You can't change people, always. But I think we all have an obligation to try to help people that are rough on their dogs for no reason. 

The bottom line is, it's someone's dog and they may treat it as their child or property and what I think doesn't matter to them. If I can produce better results with less stress and pain for the dog and they are willing to listen. great. Some dogs do need harder correction or much patience to get past bad training. I am not against a hard correction if it speeds the process along to where I want the dog to be. Understanding that in his world with me, there are consequences both good and bad for his actions. I am against hard corrections to no good end.

I don't socialize or talk much with people you describe. If you stand close to them, or even to talk to them, someone may mistake you for being in their circle of belief. That is just a fact of life in a world filled with people that can't actually see what they look at.

I don't think you are out of touch....but, I don't think you really stated a clear opinion or asked a question, actually, to judge whether you are out of touch or not. 




Howard Gaines III said:


> I hear alot about how hard or tough dogs NEED hard corrections or tough tools, like prong or e-collars, to "make" them do the commands. Unless the dog has a screw loose, I have NEVER found this to be the case and I have owned and worked hard critters!
> 
> Communication and direction which are done in a firm and understanding mode, along with marker training and spot on rewards seem to do best. I love the macho mindset of yank the life out of the dog or fry it with an e-collar to get the job done. If these folks ever had to function in the public school system and did the same thing, they would be locked down for life!!!
> 
> ...


----------



## Jay Quinn (Apr 1, 2012)

i think the main problem is that as soon as someone even mentions a prong or E collar the automatic assumption is that the handler has turned the corrections up to 11....... more often than not these days that's NOT the case.... 
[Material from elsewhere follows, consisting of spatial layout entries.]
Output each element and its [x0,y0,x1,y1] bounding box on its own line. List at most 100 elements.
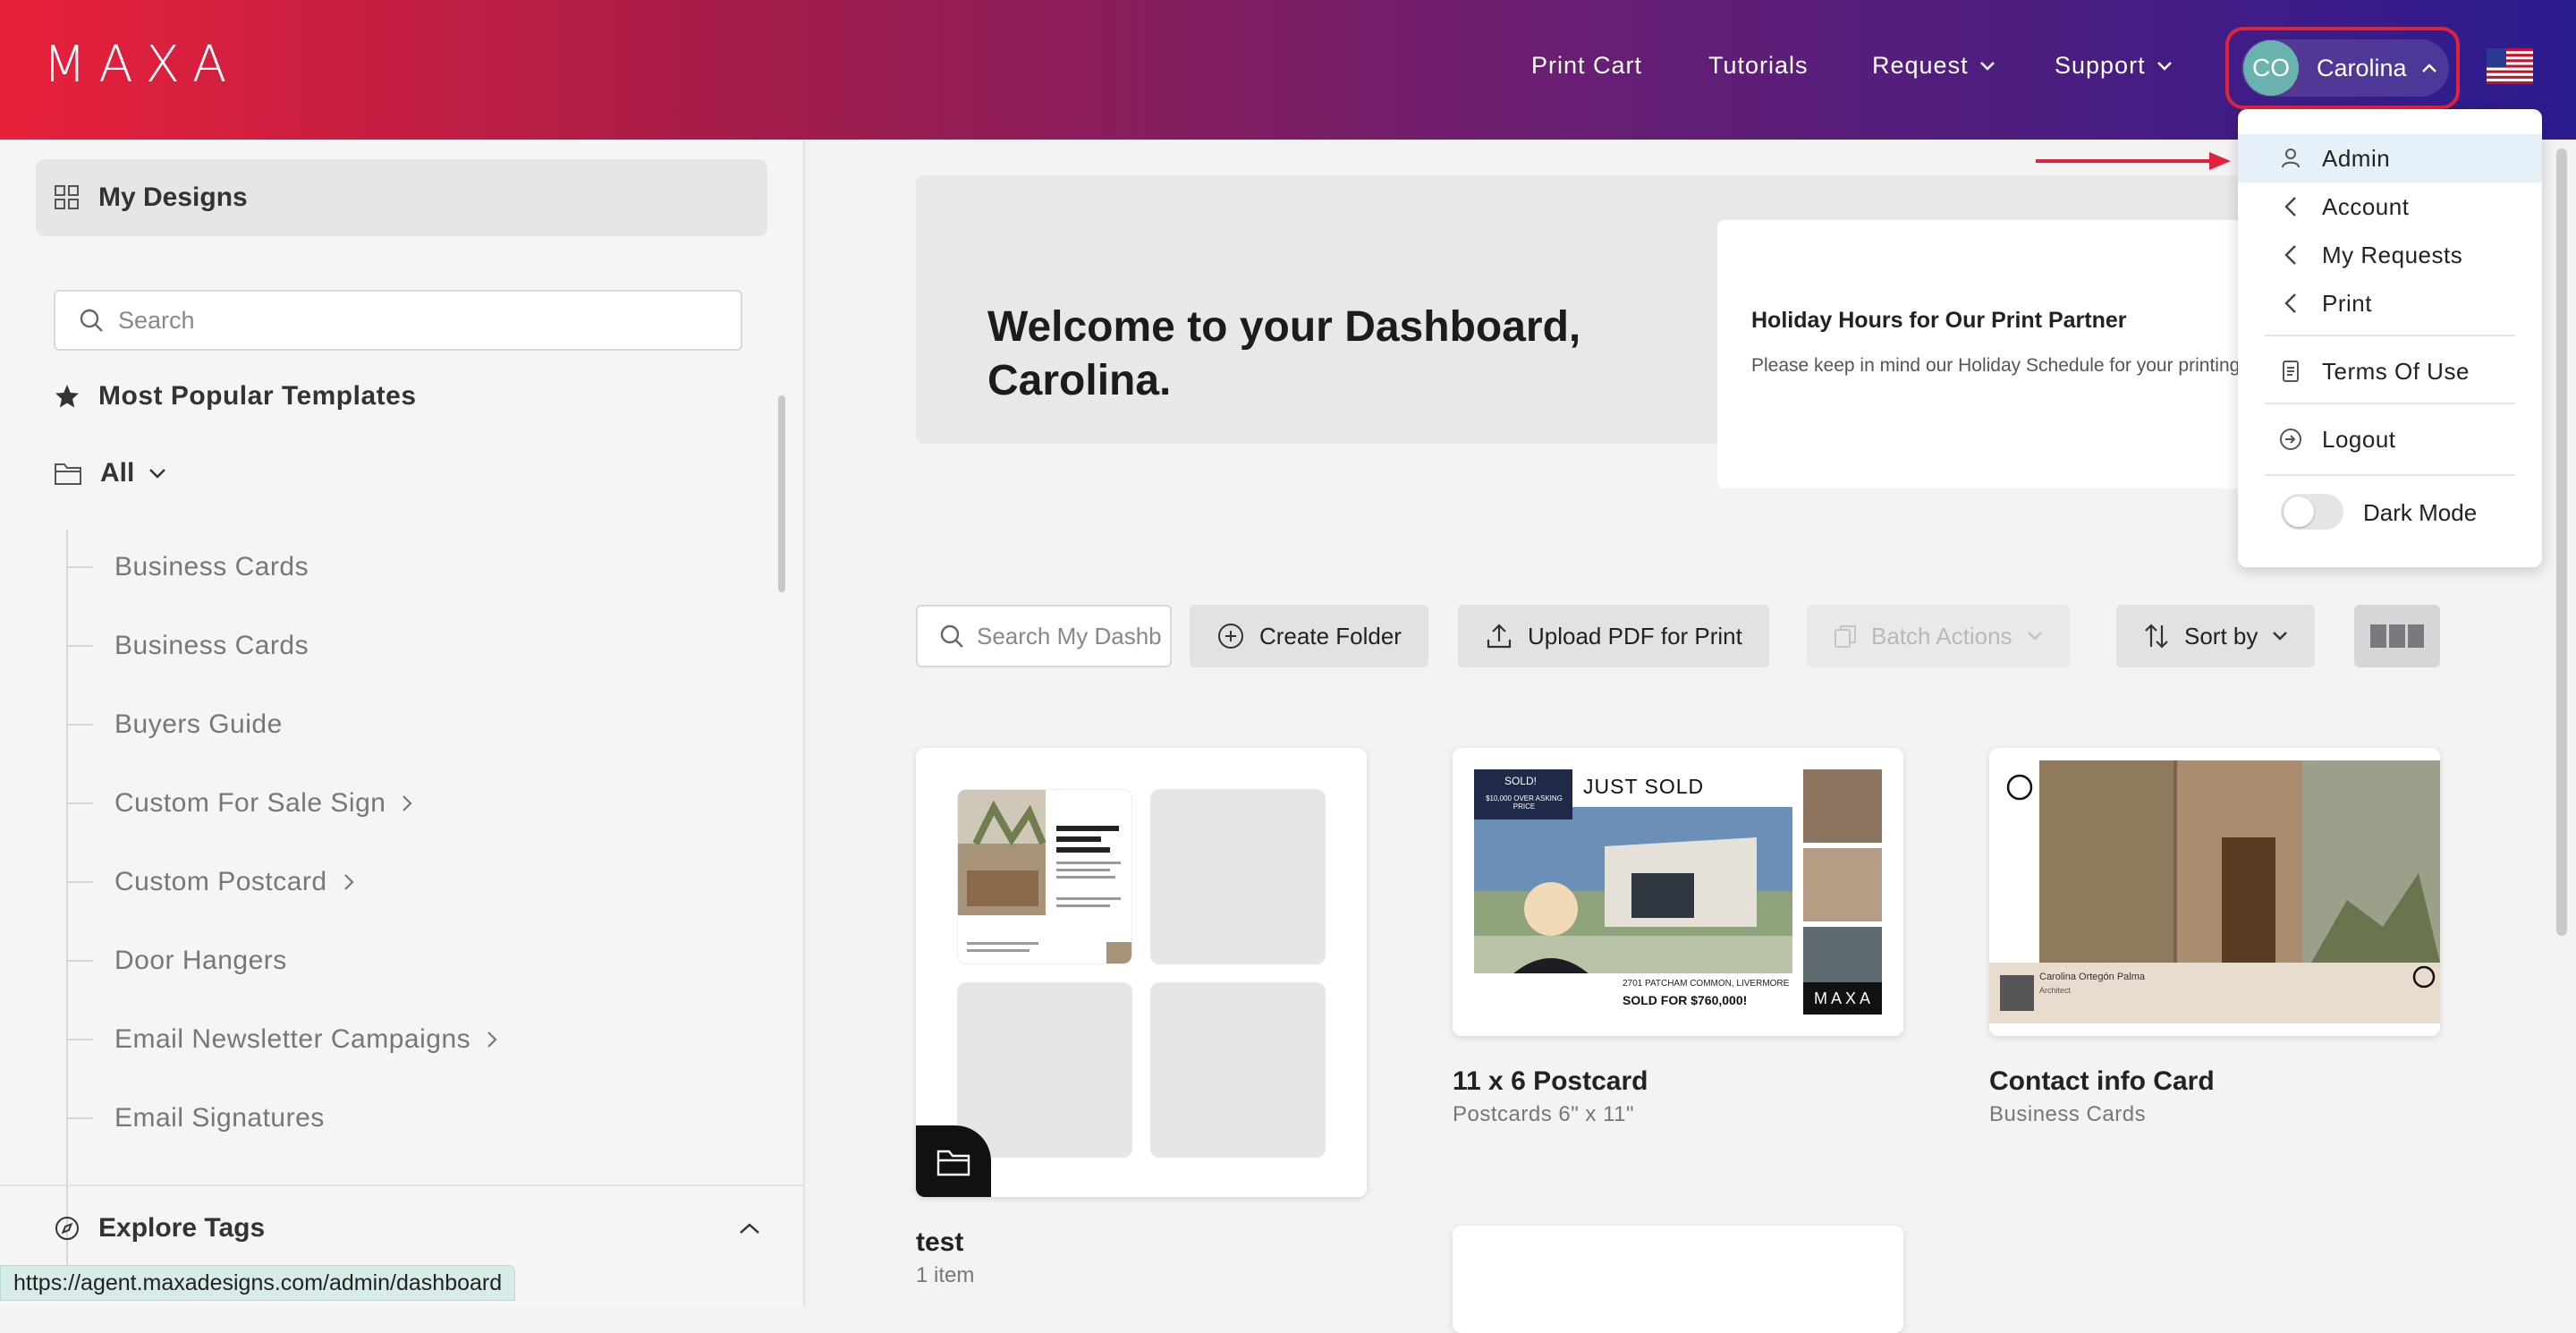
folder-thumbnail[interactable] [916,748,1367,1197]
dashboard-search[interactable] [916,605,1172,667]
card-title: Contact info Card [1989,1066,2215,1096]
compass-icon [54,1215,80,1242]
all-label: All [100,458,135,488]
sidebar-item-email-signatures[interactable]: Email Signatures [68,1091,325,1145]
sidebar-search[interactable] [54,290,742,351]
nav-print-cart-label: Print Cart [1531,52,1643,79]
sidebar-item-custom-for-sale-sign[interactable]: Custom For Sale Sign [68,777,413,830]
menu-item-label: My Requests [2322,241,2463,268]
us-flag-icon[interactable] [2487,48,2533,84]
chevron-up-icon [2421,63,2437,73]
folder-preview-image [957,789,1132,964]
chevron-down-icon [1979,61,1996,72]
copy-icon [1834,624,1857,649]
menu-item-label: Account [2322,192,2410,220]
dark-mode-toggle[interactable] [2281,494,2343,530]
status-bar-url: https://agent.maxadesigns.com/admin/dash… [0,1265,516,1301]
contact-name: Carolina Ortegón Palma [2039,972,2146,982]
chevron-left-icon [2277,244,2304,266]
menu-divider [2265,403,2515,404]
welcome-heading: Welcome to your Dashboard, Carolina. [987,303,1581,404]
card-title: 11 x 6 Postcard [1453,1066,1648,1096]
grid-icon [54,184,80,211]
sort-by-button[interactable]: Sort by [2116,605,2316,667]
sidebar-item-email-newsletter-campaigns[interactable]: Email Newsletter Campaigns [68,1013,497,1066]
nav-request[interactable]: Request [1872,52,1996,80]
nav-tutorials[interactable]: Tutorials [1708,52,1809,80]
folder-open-icon [54,461,82,486]
logout-icon [2277,428,2304,451]
chevron-right-icon [487,1031,497,1049]
maxa-logo[interactable]: MAXA [43,36,239,94]
menu-item-admin[interactable]: Admin [2238,134,2542,183]
design-card[interactable]: Carolina Ortegón Palma Architect Contact… [1989,748,2440,1127]
design-card[interactable]: SOLD! $10,000 OVER ASKING PRICE JUST SOL… [1453,748,1903,1127]
menu-divider [2265,474,2515,476]
nav-print-cart[interactable]: Print Cart [1531,52,1642,80]
menu-item-label: Logout [2322,425,2396,453]
document-icon [2277,360,2304,383]
create-folder-button[interactable]: Create Folder [1190,605,1428,667]
sidebar-item-business-cards[interactable]: Business Cards [68,540,309,594]
chevron-left-icon [2277,196,2304,217]
most-popular-label: Most Popular Templates [98,381,417,411]
user-dropdown-menu: Admin Account My Requests Print Terms Of… [2238,109,2542,567]
chevron-down-icon [2157,61,2173,72]
nav-tutorials-label: Tutorials [1708,52,1809,79]
sidebar-scrollbar[interactable] [778,395,785,592]
folder-placeholder [957,982,1132,1158]
create-folder-label: Create Folder [1259,622,1402,650]
toggle-knob [2284,497,2314,527]
postcard-address: 2701 PATCHAM COMMON, LIVERMORE [1623,979,1790,989]
menu-item-account[interactable]: Account [2238,183,2542,231]
chevron-right-icon [402,794,413,812]
view-toggle-button[interactable] [2354,605,2440,667]
notice-body: Please keep in mind our Holiday Schedule… [1751,355,2302,376]
sidebar-item-label: Custom Postcard [114,867,327,896]
folder-placeholder [1150,789,1326,964]
upload-pdf-button[interactable]: Upload PDF for Print [1458,605,1769,667]
chevron-down-icon [2027,631,2043,641]
sidebar-item-label: Email Signatures [114,1103,325,1133]
sidebar-item-business-cards[interactable]: Business Cards [68,619,309,673]
postcard-thumbnail[interactable]: SOLD! $10,000 OVER ASKING PRICE JUST SOL… [1453,748,1903,1036]
batch-actions-button[interactable]: Batch Actions [1807,605,2070,667]
sidebar-item-label: Business Cards [114,631,309,660]
chevron-down-icon [148,468,166,479]
plus-circle-icon [1216,622,1245,650]
main-scrollbar[interactable] [2556,149,2567,936]
design-card[interactable] [1453,1226,1903,1333]
top-header: MAXA Print Cart Tutorials Request Suppor… [0,0,2576,140]
search-icon [939,624,964,649]
my-designs-button[interactable]: My Designs [36,159,767,236]
just-sold-headline: JUST SOLD [1583,775,1705,798]
search-icon [79,308,104,333]
sidebar-item-label: Custom For Sale Sign [114,788,386,818]
most-popular-templates[interactable]: Most Popular Templates [54,381,417,412]
explore-tags-label: Explore Tags [98,1213,266,1243]
my-designs-label: My Designs [98,183,248,212]
folder-card[interactable]: test 1 item [916,748,1367,1288]
menu-item-print[interactable]: Print [2238,279,2542,327]
sidebar-search-input[interactable] [116,305,698,335]
chevron-right-icon [343,873,354,891]
user-menu-button[interactable]: CO Carolina [2241,39,2449,97]
menu-item-my-requests[interactable]: My Requests [2238,231,2542,279]
menu-item-label: Admin [2322,144,2391,172]
sidebar-item-custom-postcard[interactable]: Custom Postcard [68,855,354,909]
nav-support[interactable]: Support [2055,52,2173,80]
contact-card-thumbnail[interactable]: Carolina Ortegón Palma Architect [1989,748,2440,1036]
divider [0,1184,803,1186]
menu-item-logout[interactable]: Logout [2238,415,2542,463]
menu-item-label: Print [2322,289,2372,317]
all-folder-toggle[interactable]: All [54,458,166,488]
explore-tags-toggle[interactable]: Explore Tags [54,1213,760,1244]
sort-by-label: Sort by [2184,622,2258,650]
notice-title: Holiday Hours for Our Print Partner [1751,308,2127,333]
sidebar-item-door-hangers[interactable]: Door Hangers [68,934,287,988]
annotation-arrow [2036,152,2231,170]
sidebar-item-label: Door Hangers [114,946,287,975]
dashboard-search-input[interactable] [975,621,1163,651]
sidebar-item-buyers-guide[interactable]: Buyers Guide [68,698,283,751]
menu-item-terms-of-use[interactable]: Terms Of Use [2238,347,2542,395]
i work a street dog... i require that the dog MUST comply with certain commands, no ifs no buts - if we screw up it's not just losing points - someone is going to get HURT... i don't have the time to just keep removing the reward in training until the dog realises he has to comply to get the reward... i also have to deal with complete idiots on a daily basis who do totally random and utterly stupid things in front of my dog... i've had months of training set back or undone because of said random idiots... 

my dog is TAUGHT the commands positively first... but then once the command is KNOWN, must learn that there are consequences for deliberate disobedience... the correction is proportional to the stuff up, for lack of a better way of putting it... but the dog is built up to it and most of the time small, low level corrections at low levels of distraction are enough to proof the command... and a higher level of correction is usually not required....


----------



## Gillian Schuler (Apr 12, 2008)

Howard,

As already said, a sharpened prong or e-collar can be applied properly. It is far better than having a dog, not obeying you and yanking him on a flat collar or a fur saver. It's not only hard dogs that need correction. Dogs with an almost crazy drive to get to the decoy need to be corrected and if you have had to deal with this then I wonder how you did it?

Dogs that after you throw out the dumbbell want to run after it, can be quickly checked by a light prong tug or e-collar application. It is a well known fact that dogs in drive can be corrected with less worry about their "sensitive natures".

There is a saying in German "Lieber ein Ende mit Schrecken als ein Schrecken ohne Ende".

It is betterto make a painful break than to draw out the agony.

My favourite, not personal, though is:

I would rather be an honest sinner than a lying hypocrite.

Where is this thread leading us to actually? 

I treat my dogs fairly, hard or not, I have no "guilt trip" to go down.


----------



## Ted Summers (May 14, 2012)

True story. My Mali needs more juice in drive..... It's the equivalent to rasing your voice to talk over the barking. He'll still pay attention, I just don't think he can feel the lower drive stim settings when he's all amped up. Thats why those things have nobs . he normally works around the house and in public between 12 and 25 and high drive can go up to 55-60 (Dogtra Edge by the way)


----------



## Howard Gaines III (Dec 26, 2007)

Ted Summers said:


> True story. My Mali needs more juice in drive.....


Was thinking *V8*...back to focus.:|


----------